The call for another volley of arrows echoed from the woods beyond.

ōkami grabbed the wooden shield and yanked Mariko against his chest. The solid beat of his heart thudded in her ear as arrows pounded into the shield and struck the branches around them.

The thunder of hooves followed soon after the last arrow volley. When the mounted samurai came into range, the Black Clan began firing back.

Mariko reached into her pouch of throwing stars. And took a deep breath.

ōkami ripped an arrow from the tree trunk before firing it into the first wave of charging cavalry. “Fight back, Hattori Mariko. I know he’s your brother. But his men are not making the distinction. And neither should you.”

“I know.” She gritted her teeth.

“The only power any man has over you is the power you give him.” ōkami fired another shot, and a soldier tumbled from his horse below.

At that, Mariko rolled her shoulders, took aim with her throwing star, and hurled it into the darkness.
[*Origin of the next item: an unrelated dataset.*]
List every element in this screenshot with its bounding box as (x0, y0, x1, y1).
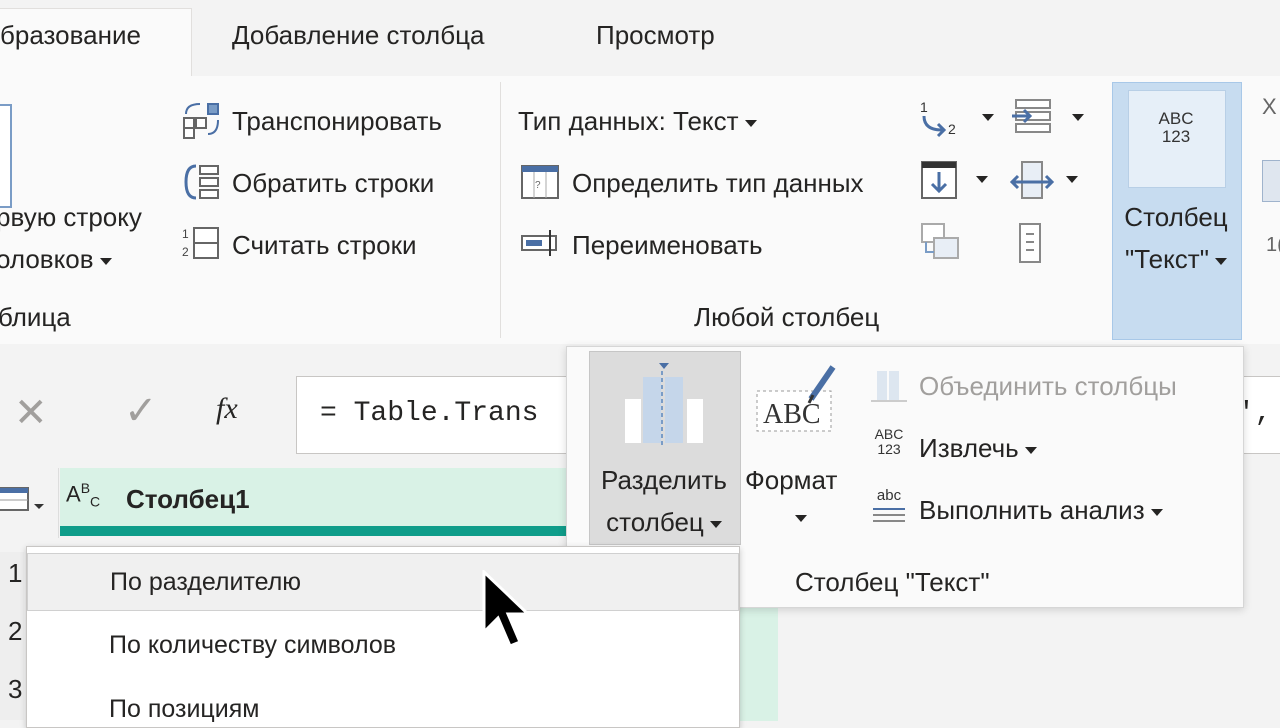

She’d managed to injure three samurai and take down another warrior from his steed before she noticed something. Mariko could not see her brother anywhere. If she knew Hattori Kenshin at all, she knew her brother would be at the vanguard of any fight.

Something was wrong.

Mariko looked past the trees. And saw torches in the distance.

But they were not normal torches.

They were immense. Rounds of fire bigger than Yoshi’s iron cauldron.

“We have to get down.” She gasped. “Tell all the men to climb down from the trees at once.”